In recent years, researchers have identified receptors for sweet and bitter tastes. These receptors belong to the family of G protein coupled receptors (GPCRs) and are found on the plasma membrane of taste cells.

In general, stimulation of this type of receptor leads to intracellular formation of such second messengers as IP3, cAMP, cGMP, as well as activation of some ionic channels.

"Termination of this signalling in most cases is initiated by receptor phosphorylation, a kind of common physiological 'on/off switch,'" explains Naim.

Findings reported in the August issue of the American Journal of Physiology-Cell Physiology," showed that GRK5 and perhaps GRK2 and GRK6 are present in taste-bud cells.

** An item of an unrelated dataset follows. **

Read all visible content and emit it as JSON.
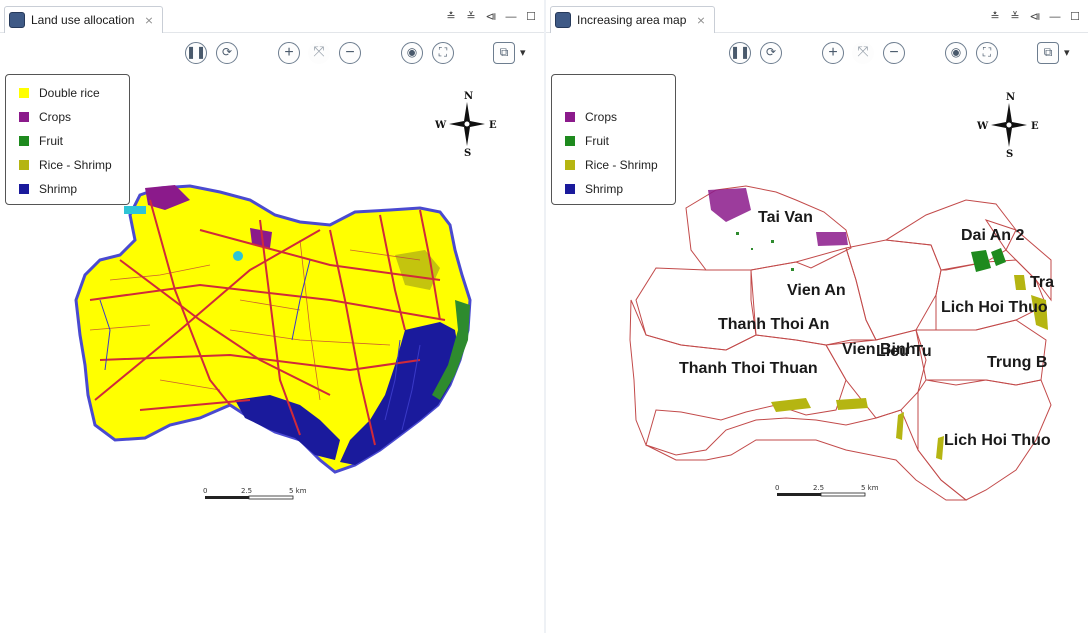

"Furthermore, we show that the phosphorylation of rhodopsin, which we used as a model for GPCR, by GRK5, GRK2 was inhibited in vitro by a variety of non-sugar sweeteners and bitter tastants," says Naim.

The tastants included the artificial sweeteners saccharin, NHD, cyclamate, D-tryptophan and acesulfame K, and (in the bitter spectrum) cyclo(Leu-Trp), caffeine, quinine, L-tryptophan, limonin and naringin.

The phosphoryalization activity of protein kinase A (PKA), another receptor-related kinase, was also inhibited by these tastants, report the scientists.

Naim warned that much still remains to be proven.

"Additional studies using the newly discovered taste GPCRs are needed to show their interaction with GRKs and possibly with other kinases, such as in intact cells in vivo, before anything can be unequivocally stated," he adds.

Because these tastants are components of our daily diets and may access other tissues along the gastrointestinal tract, these results may have implications for cellular signalling in tissues other than those involved in taste, conclude the scientists.